Belagavi (Karnataka), Nov 16 (IANS) Opposition Bharatiya Janata Party (BJP) on Thursday staged a walkout in the Karnataka Legislative Assembly protesting against the state government’s “indifference” to the statewide private doctors’ strike.
The agitating doctors have also been on a relay hunger strike here since Monday against the stringent provisions in the amendment bill to the Karnataka Private Medical Establishments (KPME) Act on regulating the functioning of private hospitals in the state.
Accusing state Health and Family Welfare Minister K.R. Ramesh Kumar of being “stubborn” on wanting to pass the amendment bill without any change in the provisions, opposition leader and BJP lawmaker Jagadish Shetter termed the state government’s stand on the doctors’ strike as “irresponsible”.
“The state government should holds talks with the private doctors on their demands at the earliest, as thousands of patients are severely affected by the strike in the state,” urged Shettar before the walkout along with other BJP lawmakers.
The 10-day winter session of the state legislature is being held at Suvarna Soudha since Monday in the state’s northern town here, about 500 km from Bengaluru.
“Why are you making this (doctors’ strike) a prestige issue? A transport strike can result in change of travel plans, a strike by advocates can result in postponement of cases, but a strike by doctors is entirely different. Why is the government failing to understand the gravity of the issue?” said Shettar.
Refuting the opposition charge against him, Kumar said the state government was ready for talks with the private doctors on the provisions in the amendment bill.
“We are not passing the amendment bill to send the private doctors to jail, as its provisions are to protect patients and in the interests of the people in the state. The government is ready for talks with the doctors,” Kumar told the lawmakers.
In a series of tweets earlier in the day, Chief Minister Siddaramaiah said the BJP was being “opportunistic” and “encouraging” the private doctors to continue with their strike.
“Opposition parties are being opportunistic and encouraging doctors to continue the strike. (BJP leader) B.S. Yeddyurappa has even promised to repeal the KPME Act. If he wants to stand against the poor and needy patients, that is his choice,” said the Chief Minister in a tweet on Thursday.

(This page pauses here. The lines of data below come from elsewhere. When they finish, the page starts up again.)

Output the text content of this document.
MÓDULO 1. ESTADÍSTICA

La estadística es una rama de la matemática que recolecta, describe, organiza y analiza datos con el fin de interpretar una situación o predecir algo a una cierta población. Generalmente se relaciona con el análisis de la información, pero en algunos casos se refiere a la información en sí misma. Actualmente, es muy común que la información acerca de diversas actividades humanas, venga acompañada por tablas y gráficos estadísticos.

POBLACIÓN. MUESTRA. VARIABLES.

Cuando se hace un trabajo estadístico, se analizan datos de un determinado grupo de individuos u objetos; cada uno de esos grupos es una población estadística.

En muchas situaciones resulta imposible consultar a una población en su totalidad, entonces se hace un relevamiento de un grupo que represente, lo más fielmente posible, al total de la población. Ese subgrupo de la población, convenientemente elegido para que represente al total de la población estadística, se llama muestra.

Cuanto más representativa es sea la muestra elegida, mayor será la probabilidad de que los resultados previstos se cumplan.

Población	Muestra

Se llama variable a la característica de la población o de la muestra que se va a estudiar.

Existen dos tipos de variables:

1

“The state government wants to amend the KPME Act, 2007 to provide a grievances redressal mechanism to patients and regulate the cost of treatment in the private hospitals in the state,” said Siddaramaiah in another tweet.
The main demands of the striking doctors on the amendment bill are: inclusion of government doctors under the KPME Act, no grievances redressal committees, no penalty on erring doctors or their imprisonment for the death of a patient due to medical negligence and ceiling on cost of treatment should be applicable to only government health schemes under which eligible patients are treated in private hospitals.
Of the registered 1.25 lakh doctors in the state, only about 10,000 work in the state-run hospitals, while over a lakh are employed in about 40,000 private hospitals, nursing homes and clinics across the state.
A BJP lawmaker (C.T. Ravi) charged that the differences between the Chief Minister and the Health Minister over the amendment bill were costing the patients dear.
“The Chief Minister is in favour of diluting the provisions of the bill, while the Health Minister is against it,” Ravi said, adding the government could have taken steps to bring doctors from outside the state to ensure patients did not suffer.
Another BJP legislator (V.H. Kageri) demanded the state government should defer tabling the revised version of the amendment bill so that the striking doctors could report back to duty.
Making a suo motu statement in the House, Assembly Speaker K.B. Koliwad appealed to the state government to find a solution to the amendment bill at the earliest.
“Reports on patients suffering due to the doctors’ strike has saddened me. The state government should hold talks with the protesting doctors and resolve the issue. At the same time, the doctors should resume duty on humanitarian grounds,” Koliwad reiterated.